Does either solution solve all of the problems?

Yes and no.

One of the biggest reasons I've heard for switching to css-in-js is that it will solve the problem of globally scoped css. Is this really a problem though? It never has been for me. Proper use of BEM makes it very easy to scope elements to their appropriate block. Even when not using the BEM syntax it's easy enough to wrap something in a top level class applied to the html body or a component.

.button {
	background: $orange;
}

---

.form {
	&__button {
		background: $blue;
	}

	.button {
		background: $blue;
	}
}

---

body.form-page {
	.button {
		background: $blue;
	}
}

BEM aside, taking advantage of SCSS's native ampersand ability gives you just as much power as Styled-Componen'ts theming functionality.

.button {
	background: $orange;

	.form & {
		background: $blue;
	}
}

Not as many people know about putting the ampersand after the nested selector in SCSS, but this is a great way to add styles to components only when they are used on certain scenarios inside of other components. The above code will compile to the following CSS

.button {
	background: orange;
}

.form .button {
	background: blue;
}

One thing I've been interested in is viewing pages with no css at all. If you're writing minimal semantic markup your site should still work decently with no styles at all. Maybe you need some critical css just so the retina sized images aren't blown outside the bounds of the page, but heading and paragraph tags should still render a readable site. With this in mind, is it fair to treat the entire frontend as one single concern when the markup rendered to the DOM needs to stand alone? Of course, this is a bigger issue when rendering entire pages in javascript all together, and how things appear in the browser do not necessarily need to be one-to-one with how a developer authors the code.

One downside to viewing the DOM without any styles is that an end user sees everything on the page — including things like incorrect canvas navigation or different versions of components shown at different sizes.

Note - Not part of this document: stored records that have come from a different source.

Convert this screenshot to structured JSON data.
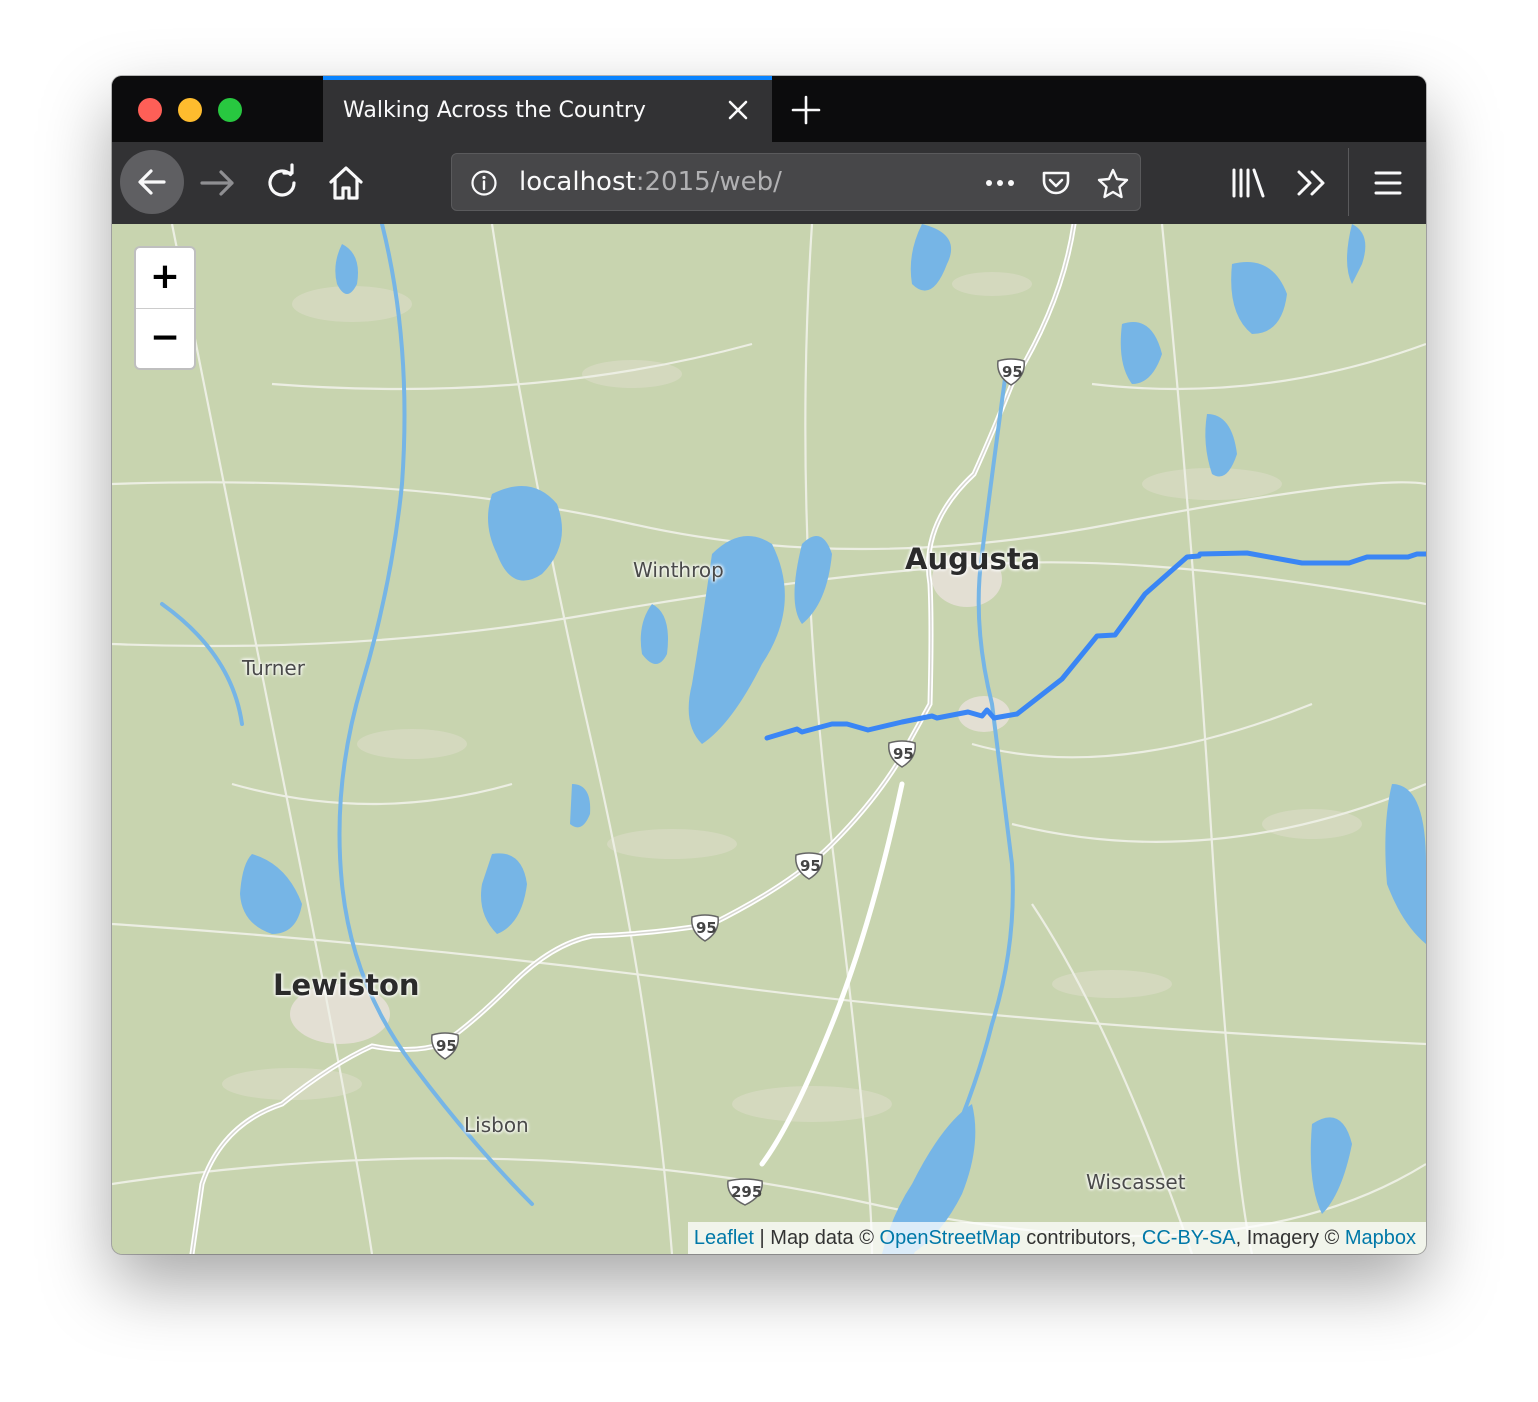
{
  "browser": {
    "tab_title": "Walking Across the Country",
    "url_host": "localhost",
    "url_rest": ":2015/web/"
  },
  "icons": {
    "back": "arrow-left-icon",
    "forward": "arrow-right-icon",
    "reload": "reload-icon",
    "home": "home-icon",
    "info": "info-icon",
    "more": "ellipsis-icon",
    "pocket": "pocket-icon",
    "bookmark": "star-icon",
    "library": "library-icon",
    "overflow": "chevron-double-right-icon",
    "menu": "hamburger-menu-icon",
    "close_tab": "close-icon",
    "new_tab": "plus-icon"
  },
  "map": {
    "zoom_in_label": "+",
    "zoom_out_label": "−",
    "places": {
      "augusta": "Augusta",
      "winthrop": "Winthrop",
      "turner": "Turner",
      "lewiston": "Lewiston",
      "lisbon": "Lisbon",
      "wiscasset": "Wiscasset"
    },
    "shields": {
      "i95_a": "95",
      "i95_b": "95",
      "i95_c": "95",
      "i95_d": "95",
      "i95_e": "95",
      "i295": "295"
    },
    "route_color": "#3a86f5",
    "water_color": "#76b5e6",
    "land_color": "#c9d4b0"
  },
  "attribution": {
    "leaflet": "Leaflet",
    "sep": " | Map data © ",
    "osm": "OpenStreetMap",
    "contributors": " contributors, ",
    "license": "CC-BY-SA",
    "imagery": ", Imagery © ",
    "mapbox": "Mapbox"
  }
}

Also, there's nothing to stop you from using both scss and react-responsive, which is actually what I settled on doing. This means that even if viewing the page with css turned off, a user will still only get one navigation and one version of a component unless their browser is at the right size to trigger a <MediaQuery/> tag. The downside to this is that I need the breakpoints configured in two places: once in my config.js object and once as traditional scss variables somewhere in the style files. I'm sure there's a way to make one read the other (probably to have the .js file pull from the .scss file?), but the amount of work to do this didn't seem worth it in my experience. Luckily, these configuration values rarely will need to be updated so this isn't a dealbreaker for me.

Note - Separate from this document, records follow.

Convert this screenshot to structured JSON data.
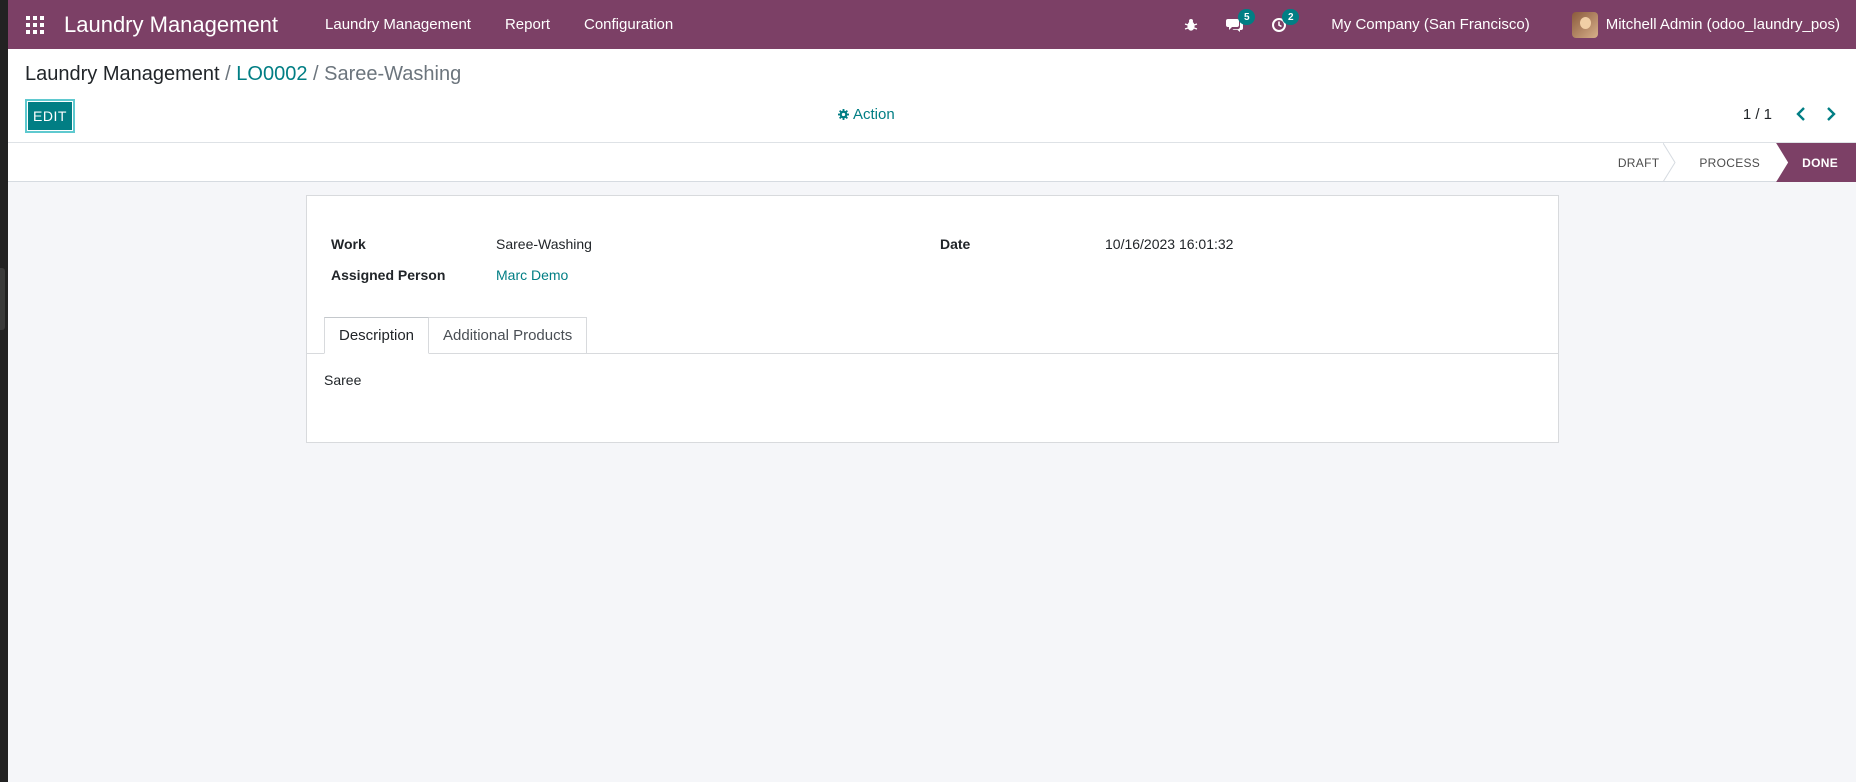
{
  "navbar": {
    "brand": "Laundry Management",
    "menu": [
      "Laundry Management",
      "Report",
      "Configuration"
    ],
    "messages_badge": "5",
    "activities_badge": "2",
    "company": "My Company (San Francisco)",
    "user": "Mitchell Admin (odoo_laundry_pos)"
  },
  "breadcrumb": {
    "root": "Laundry Management",
    "sep": "/",
    "order": "LO0002",
    "current": "Saree-Washing"
  },
  "control": {
    "edit_label": "EDIT",
    "action_label": "Action",
    "pager": "1 / 1"
  },
  "statusbar": {
    "stages": [
      "DRAFT",
      "PROCESS",
      "DONE"
    ],
    "active": "DONE"
  },
  "form": {
    "work_label": "Work",
    "work_value": "Saree-Washing",
    "assigned_label": "Assigned Person",
    "assigned_value": "Marc Demo",
    "date_label": "Date",
    "date_value": "10/16/2023 16:01:32"
  },
  "tabs": {
    "description": "Description",
    "additional": "Additional Products",
    "active": "Description"
  },
  "description_text": "Saree",
  "colors": {
    "brand": "#7c4066",
    "accent": "#017e84"
  }
}
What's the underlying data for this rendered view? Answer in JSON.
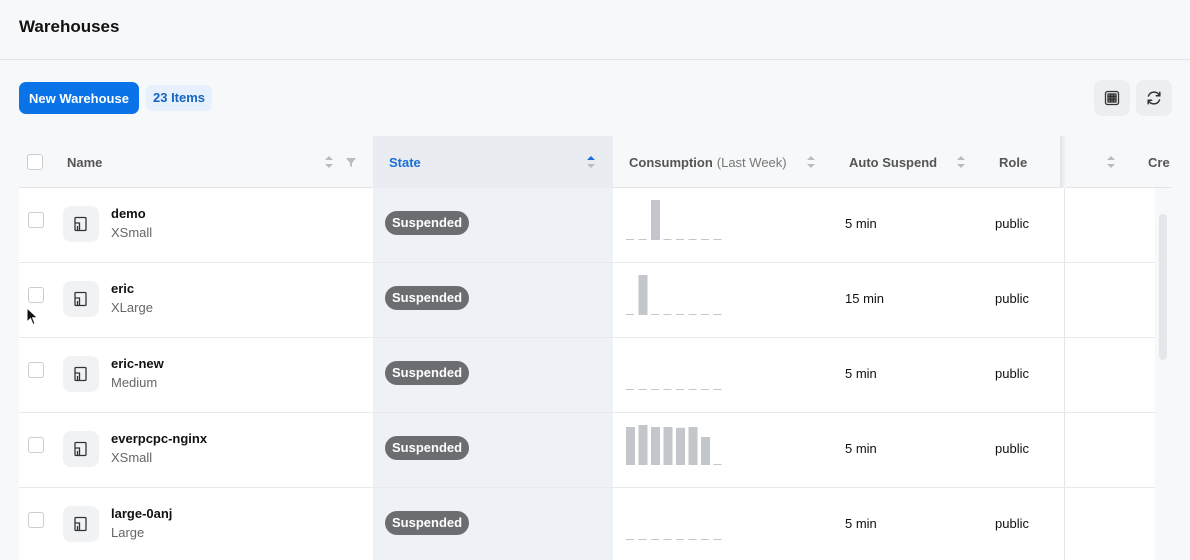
{
  "header": {
    "title": "Warehouses"
  },
  "toolbar": {
    "new_label": "New Warehouse",
    "items_count": "23 Items",
    "grid_icon": "grid-icon",
    "refresh_icon": "refresh-icon"
  },
  "columns": {
    "name": "Name",
    "state": "State",
    "consumption": "Consumption",
    "consumption_note": "(Last Week)",
    "auto_suspend": "Auto Suspend",
    "role": "Role",
    "created": "Cre"
  },
  "rows": [
    {
      "name": "demo",
      "size": "XSmall",
      "state": "Suspended",
      "auto_suspend": "5 min",
      "role": "public",
      "consumption": [
        0,
        0,
        1,
        0,
        0,
        0,
        0,
        0
      ]
    },
    {
      "name": "eric",
      "size": "XLarge",
      "state": "Suspended",
      "auto_suspend": "15 min",
      "role": "public",
      "consumption": [
        0,
        1,
        0,
        0,
        0,
        0,
        0,
        0
      ]
    },
    {
      "name": "eric-new",
      "size": "Medium",
      "state": "Suspended",
      "auto_suspend": "5 min",
      "role": "public",
      "consumption": [
        0,
        0,
        0,
        0,
        0,
        0,
        0,
        0
      ]
    },
    {
      "name": "everpcpc-nginx",
      "size": "XSmall",
      "state": "Suspended",
      "auto_suspend": "5 min",
      "role": "public",
      "consumption": [
        0.95,
        1,
        0.95,
        0.95,
        0.93,
        0.95,
        0.7,
        0
      ]
    },
    {
      "name": "large-0anj",
      "size": "Large",
      "state": "Suspended",
      "auto_suspend": "5 min",
      "role": "public",
      "consumption": [
        0,
        0,
        0,
        0,
        0,
        0,
        0,
        0
      ]
    }
  ],
  "colors": {
    "accent": "#0b73e8",
    "badge": "#6b6d70",
    "spark": "#c3c6ca"
  }
}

Overall, I still see the appeal of putting componentizing styles in javascript. Im my opinion, there are huge workflow and browser performance gains to be made, and as libraries and functionalities grow over time, switching to them won't mean leaving as much behind. For now I'm sticking with SCSS because that's what my current job requires me to write. Additionally having a personal project where I can continue to explore more complex mixins and extends will only help me become a better developer. Knowing myself though, I'm sure the next personal project I start from scratch will convince me to do something completely different, because the idea of leveraging the ability to have code more and more integrated with itself is definitely tempting. However, as long as future projects continue to be as much of a learning experience as the back-and-forth switching on this project was, I'll gladly be along for the ride.